Projet Cartagène Des infirmières spécialement formées accompagnent les participants tout au long du processus.  Photo :  Cartagène

Jusqu'à 300 000 Québécois recevront un appel dans les prochaines semaines les invitant à participer à l'ambitieux projet scientifique Cartagène.

Ce portrait biologique et génétique de la population québécoise doit permettre de mieux comprendre comment notre environnement, nos habitudes de vie et notre bagage génétique sont impliqués dans le développement des maladies chroniques, comme le diabète, le cancer et les maladies du coeur, afin d'en améliorer la prévention, le diagnostic et le traitement.

Une première phase de recrutement, il y a 3 ans, avait permis de récolter les données de 20 000 personnes. Cette fois, ce sont 17 000 participants, âgés de 40 à 69 ans, qui seront choisis au hasard dans six agglomérations du Québec, soit Gatineau, Montréal, Québec, Saguenay, Sherbrooke et Trois-Rivières.

Les participants seront appelés à partager, en toute confidentialité, des informations sur leurs habitudes de vie, leur état de santé et leurs antécédents médicaux, ainsi que ceux de leur famille. Ils seront également invités à fournir un échantillon de sang.

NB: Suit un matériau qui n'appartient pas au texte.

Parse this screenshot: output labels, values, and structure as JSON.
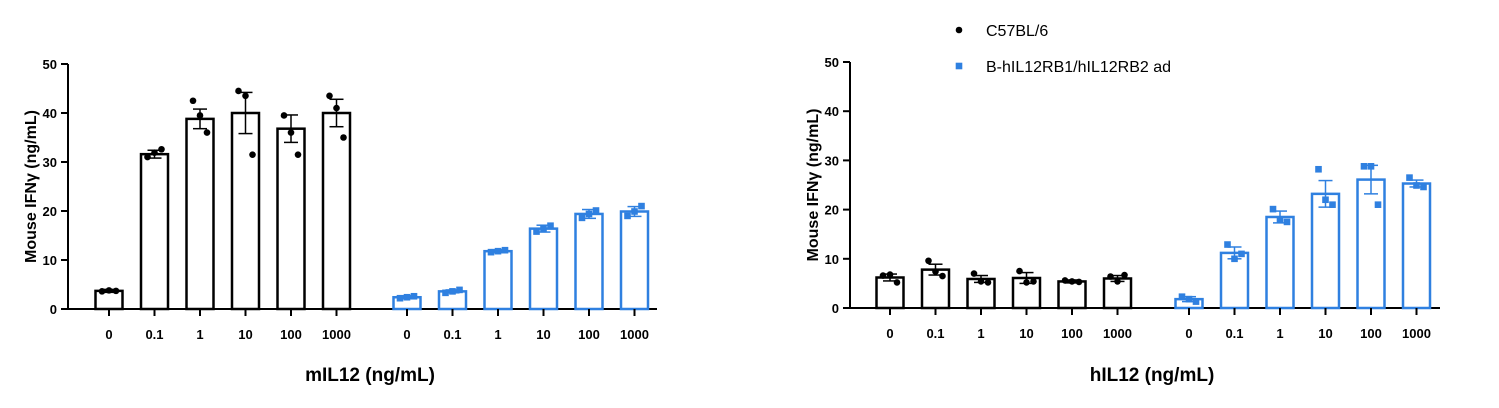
{
  "colors": {
    "C57BL/6": "#000000",
    "B-hIL12RB1/hIL12RB2 ad": "#2f80e0"
  },
  "legend": {
    "items": [
      {
        "label": "C57BL/6",
        "color": "#000000",
        "marker": "circle"
      },
      {
        "label": "B-hIL12RB1/hIL12RB2 ad",
        "color": "#2f80e0",
        "marker": "square"
      }
    ],
    "placement": "top-right"
  },
  "chart_data": [
    {
      "type": "bar",
      "xlabel": "mIL12 (ng/mL)",
      "ylabel": "Mouse IFNγ (ng/mL)",
      "ylim": [
        0,
        50
      ],
      "yticks": [
        0,
        10,
        20,
        30,
        40,
        50
      ],
      "categories": [
        "0",
        "0.1",
        "1",
        "10",
        "100",
        "1000"
      ],
      "grid": false,
      "series": [
        {
          "name": "C57BL/6",
          "color": "#000000",
          "marker": "circle",
          "values": [
            3.7,
            31.6,
            38.8,
            40.0,
            36.8,
            40.0
          ],
          "error": [
            0.3,
            0.8,
            2.0,
            4.2,
            2.8,
            2.8
          ],
          "points": [
            [
              3.6,
              3.8,
              3.7
            ],
            [
              31.0,
              31.9,
              32.6
            ],
            [
              42.5,
              39.5,
              36.0
            ],
            [
              44.5,
              43.5,
              31.5
            ],
            [
              39.5,
              36.0,
              31.5
            ],
            [
              43.5,
              41.0,
              35.0
            ]
          ]
        },
        {
          "name": "B-hIL12RB1/hIL12RB2 ad",
          "color": "#2f80e0",
          "marker": "square",
          "values": [
            2.4,
            3.6,
            11.8,
            16.4,
            19.4,
            19.9
          ],
          "error": [
            0.3,
            0.3,
            0.3,
            0.7,
            0.9,
            1.0
          ],
          "points": [
            [
              2.2,
              2.4,
              2.6
            ],
            [
              3.3,
              3.6,
              3.9
            ],
            [
              11.6,
              11.8,
              12.0
            ],
            [
              15.8,
              16.4,
              17.0
            ],
            [
              18.6,
              19.4,
              20.1
            ],
            [
              19.0,
              19.9,
              21.0
            ]
          ]
        }
      ]
    },
    {
      "type": "bar",
      "xlabel": "hIL12 (ng/mL)",
      "ylabel": "Mouse IFNγ (ng/mL)",
      "ylim": [
        0,
        50
      ],
      "yticks": [
        0,
        10,
        20,
        30,
        40,
        50
      ],
      "categories": [
        "0",
        "0.1",
        "1",
        "10",
        "100",
        "1000"
      ],
      "grid": false,
      "series": [
        {
          "name": "C57BL/6",
          "color": "#000000",
          "marker": "circle",
          "values": [
            6.2,
            7.8,
            5.9,
            6.1,
            5.4,
            6.0
          ],
          "error": [
            0.7,
            1.1,
            0.7,
            1.1,
            0.3,
            0.6
          ],
          "points": [
            [
              6.6,
              6.8,
              5.2
            ],
            [
              9.6,
              7.4,
              6.5
            ],
            [
              7.0,
              5.4,
              5.2
            ],
            [
              7.5,
              5.2,
              5.4
            ],
            [
              5.6,
              5.4,
              5.3
            ],
            [
              6.4,
              5.4,
              6.7
            ]
          ]
        },
        {
          "name": "B-hIL12RB1/hIL12RB2 ad",
          "color": "#2f80e0",
          "marker": "square",
          "values": [
            1.8,
            11.2,
            18.5,
            23.2,
            26.1,
            25.3
          ],
          "error": [
            0.5,
            1.2,
            1.2,
            2.7,
            2.9,
            0.7
          ],
          "points": [
            [
              2.3,
              1.8,
              1.3
            ],
            [
              12.9,
              10.0,
              11.0
            ],
            [
              20.1,
              18.0,
              17.5
            ],
            [
              28.2,
              22.0,
              21.0
            ],
            [
              28.8,
              28.8,
              21.0
            ],
            [
              26.5,
              24.9,
              24.6
            ]
          ]
        }
      ]
    }
  ]
}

« Les gens qu'on appellera au cours des prochaines semaines auront l'opportunité de faire quelque chose pour la santé de leurs enfants et petits-enfants », estime le Dr Philip Awadalla, directeur scientifique de Cartagène, et chercheur au Centre de recherche du CHU Sainte-Justine et à l'Université de Montréal. Les personnes contactées seront libres de participer ou non, mais le Dr Awadalla espère qu'elles répondront positivement à l'appel, au « bénéfice des générations futures ».

Malades sans le savoir

Un constat frappant se dégage des données récoltées à ce jour par Cartagène : une proportion inquiétante des participants ignorent être atteints de certaines conditions potentiellement nuisibles pour leur santé.

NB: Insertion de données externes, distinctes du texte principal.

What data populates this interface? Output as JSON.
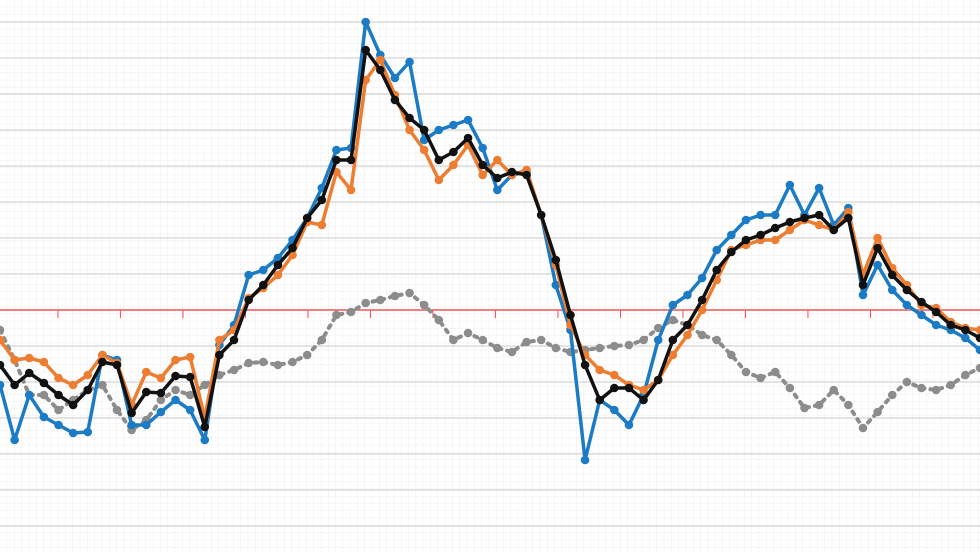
{
  "chart_data": {
    "type": "line",
    "x": [
      0,
      1,
      2,
      3,
      4,
      5,
      6,
      7,
      8,
      9,
      10,
      11,
      12,
      13,
      14,
      15,
      16,
      17,
      18,
      19,
      20,
      21,
      22,
      23,
      24,
      25,
      26,
      27,
      28,
      29,
      30,
      31,
      32,
      33,
      34,
      35,
      36,
      37,
      38,
      39,
      40,
      41,
      42,
      43,
      44,
      45,
      46,
      47,
      48,
      49,
      50,
      51,
      52,
      53,
      54,
      55,
      56,
      57,
      58,
      59,
      60,
      61,
      62,
      63,
      64,
      65,
      66,
      67
    ],
    "xlim": [
      0,
      67
    ],
    "ylim": [
      -242,
      310
    ],
    "yticks": [
      -216,
      -180,
      -144,
      -108,
      -72,
      -36,
      0,
      36,
      72,
      108,
      144,
      180,
      216,
      252,
      288
    ],
    "grid": true,
    "hline": {
      "value": 0,
      "color": "#f25a5a"
    },
    "series": [
      {
        "color": "#8c8c8c",
        "dashed": true,
        "values": [
          -20,
          -50,
          -85,
          -85,
          -100,
          -90,
          -80,
          -75,
          -100,
          -120,
          -110,
          -90,
          -80,
          -85,
          -75,
          -65,
          -60,
          -53,
          -52,
          -55,
          -52,
          -45,
          -30,
          -5,
          -2,
          7,
          10,
          14,
          17,
          5,
          -10,
          -30,
          -23,
          -30,
          -38,
          -42,
          -32,
          -30,
          -38,
          -42,
          -40,
          -38,
          -36,
          -35,
          -30,
          -18,
          -10,
          -15,
          -25,
          -30,
          -45,
          -62,
          -68,
          -62,
          -78,
          -98,
          -95,
          -80,
          -95,
          -118,
          -102,
          -85,
          -72,
          -78,
          -80,
          -75,
          -65,
          -58
        ]
      },
      {
        "color": "#1b7bc4",
        "values": [
          -75,
          -130,
          -85,
          -107,
          -115,
          -123,
          -122,
          -45,
          -50,
          -115,
          -115,
          -102,
          -90,
          -100,
          -130,
          -35,
          -15,
          35,
          40,
          52,
          70,
          92,
          122,
          160,
          162,
          288,
          255,
          232,
          248,
          170,
          180,
          185,
          190,
          162,
          120,
          135,
          138,
          95,
          25,
          -20,
          -150,
          -90,
          -100,
          -115,
          -85,
          -30,
          5,
          15,
          32,
          60,
          75,
          90,
          95,
          95,
          125,
          95,
          122,
          85,
          102,
          15,
          45,
          20,
          5,
          -5,
          -15,
          -20,
          -28,
          -40
        ]
      },
      {
        "color": "#ed7d31",
        "values": [
          -30,
          -50,
          -48,
          -52,
          -68,
          -75,
          -65,
          -45,
          -53,
          -95,
          -62,
          -68,
          -50,
          -47,
          -108,
          -30,
          -20,
          12,
          22,
          35,
          55,
          88,
          85,
          138,
          120,
          230,
          250,
          215,
          180,
          160,
          130,
          145,
          165,
          135,
          150,
          135,
          140,
          95,
          45,
          -15,
          -45,
          -60,
          -65,
          -75,
          -80,
          -70,
          -45,
          -25,
          0,
          30,
          60,
          65,
          70,
          70,
          80,
          90,
          85,
          80,
          98,
          35,
          72,
          42,
          25,
          5,
          2,
          -12,
          -18,
          -20
        ]
      },
      {
        "color": "#111111",
        "values": [
          -55,
          -75,
          -63,
          -73,
          -85,
          -95,
          -80,
          -52,
          -55,
          -103,
          -82,
          -83,
          -66,
          -67,
          -117,
          -45,
          -30,
          10,
          25,
          45,
          62,
          92,
          110,
          150,
          150,
          260,
          240,
          210,
          192,
          180,
          150,
          158,
          172,
          145,
          132,
          138,
          135,
          95,
          50,
          -5,
          -55,
          -90,
          -78,
          -78,
          -90,
          -70,
          -30,
          -15,
          10,
          40,
          58,
          70,
          75,
          82,
          88,
          92,
          95,
          80,
          92,
          25,
          62,
          35,
          20,
          8,
          -2,
          -15,
          -20,
          -28
        ]
      }
    ]
  }
}
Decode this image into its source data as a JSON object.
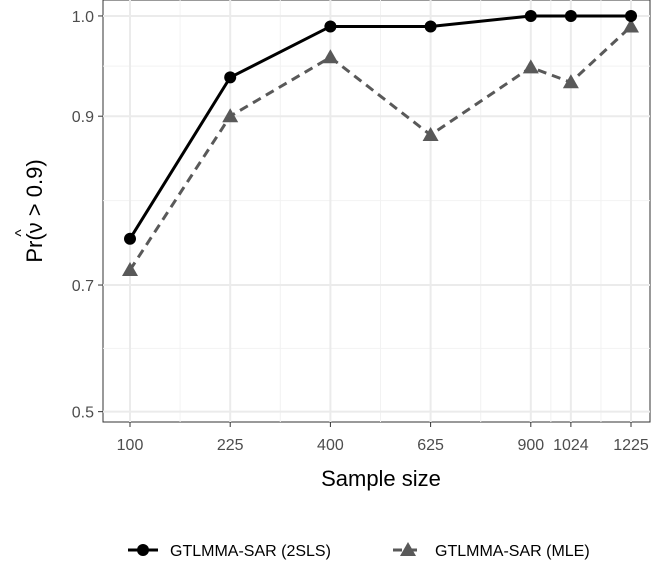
{
  "chart_data": {
    "type": "line",
    "x": [
      100,
      225,
      400,
      625,
      900,
      1024,
      1225
    ],
    "x_ticks": [
      "100",
      "225",
      "400",
      "625",
      "900",
      "1024",
      "1225"
    ],
    "x_scale": "sqrt",
    "xlabel": "Sample size",
    "ylabel_parts": {
      "prefix": "Pr(",
      "nu": "ν",
      "hat": "^",
      "suffix": " > 0.9)"
    },
    "y_ticks": [
      "0.5",
      "0.7",
      "0.9",
      "1.0"
    ],
    "y_tick_values": [
      0.5,
      0.7,
      0.9,
      1.0
    ],
    "y_scale": "squared",
    "ylim": [
      0.48,
      1.015
    ],
    "grid": true,
    "legend_position": "bottom",
    "series": [
      {
        "name": "GTLMMA-SAR (2SLS)",
        "values": [
          0.76,
          0.94,
          0.99,
          0.99,
          1.0,
          1.0,
          1.0
        ],
        "color": "#000000",
        "dash": "solid",
        "marker": "circle"
      },
      {
        "name": "GTLMMA-SAR (MLE)",
        "values": [
          0.72,
          0.9,
          0.96,
          0.88,
          0.95,
          0.935,
          0.99
        ],
        "color": "#595959",
        "dash": "dashed",
        "marker": "triangle"
      }
    ]
  }
}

Ainsi, un Québécois sur quatre souffrirait d'hypertension et jusqu'à une personne sur deux aurait un taux de cholestérol trop élevé.

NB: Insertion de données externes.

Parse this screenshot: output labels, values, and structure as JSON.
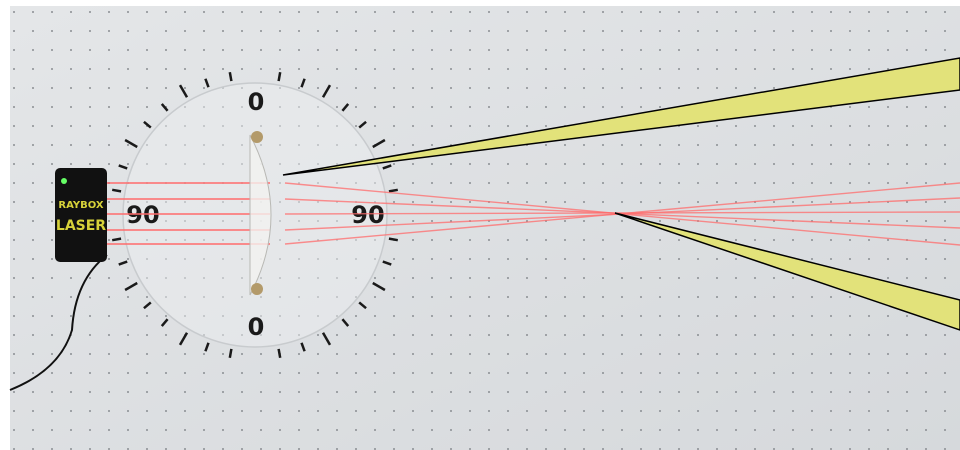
{
  "laser_box": {
    "brand": "RAYBOX",
    "label": "LASER"
  },
  "protractor": {
    "top": "0",
    "left": "90",
    "right": "90",
    "bottom": "0"
  }
}
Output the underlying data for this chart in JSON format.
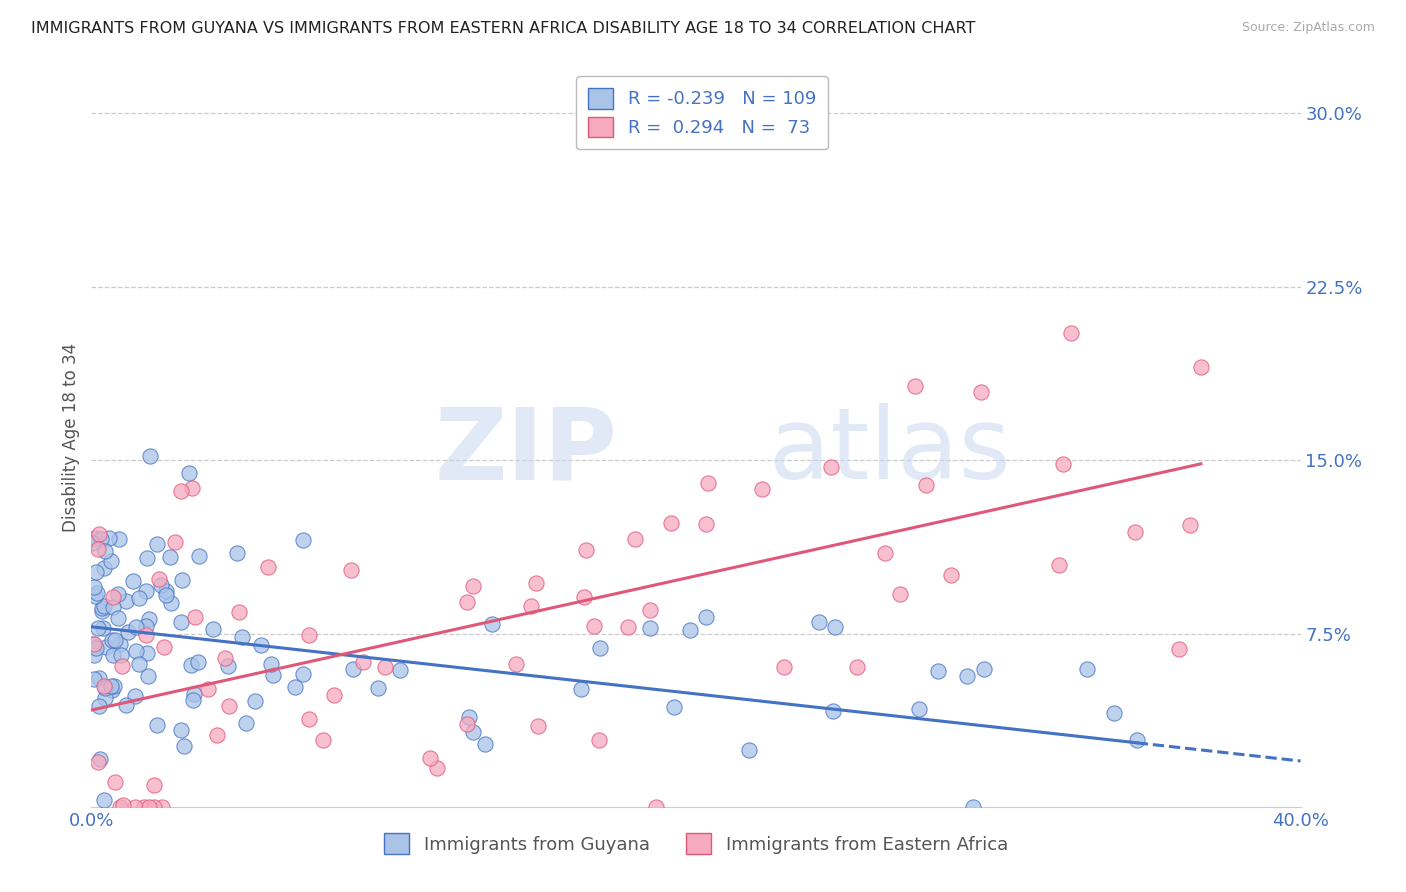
{
  "title": "IMMIGRANTS FROM GUYANA VS IMMIGRANTS FROM EASTERN AFRICA DISABILITY AGE 18 TO 34 CORRELATION CHART",
  "source": "Source: ZipAtlas.com",
  "legend_line1": "R = -0.239   N = 109",
  "legend_line2": "R =  0.294   N =  73",
  "xlabel_blue": "Immigrants from Guyana",
  "xlabel_pink": "Immigrants from Eastern Africa",
  "ylabel": "Disability Age 18 to 34",
  "blue_scatter_color": "#aac4e8",
  "pink_scatter_color": "#f5aabf",
  "blue_line_color": "#4472c4",
  "pink_line_color": "#e05878",
  "text_color": "#4472c4",
  "axis_color": "#4472c4",
  "watermark_zip": "ZIP",
  "watermark_atlas": "atlas",
  "xlim": [
    0.0,
    0.4
  ],
  "ylim": [
    0.0,
    0.32
  ],
  "xtick_positions": [
    0.0,
    0.05,
    0.1,
    0.15,
    0.2,
    0.25,
    0.3,
    0.35,
    0.4
  ],
  "ytick_positions": [
    0.0,
    0.075,
    0.15,
    0.225,
    0.3
  ],
  "grid_color": "#cccccc",
  "title_fontsize": 11.5,
  "tick_fontsize": 13,
  "ylabel_fontsize": 12,
  "blue_intercept": 0.078,
  "blue_slope": -0.145,
  "pink_intercept": 0.042,
  "pink_slope": 0.29
}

Par ailleurs, des chercheurs du Québec et d'ailleurs utilisent déjà les données récoltées durant la première phase du projet. Une vaste étude pancanadienne dirigée par des chercheurs de l'Université McGill fera appel à Cartagène pour en apprendre davantage sur l'efficacité de certains médicaments par rapport à leurs effets indésirables sur les patients.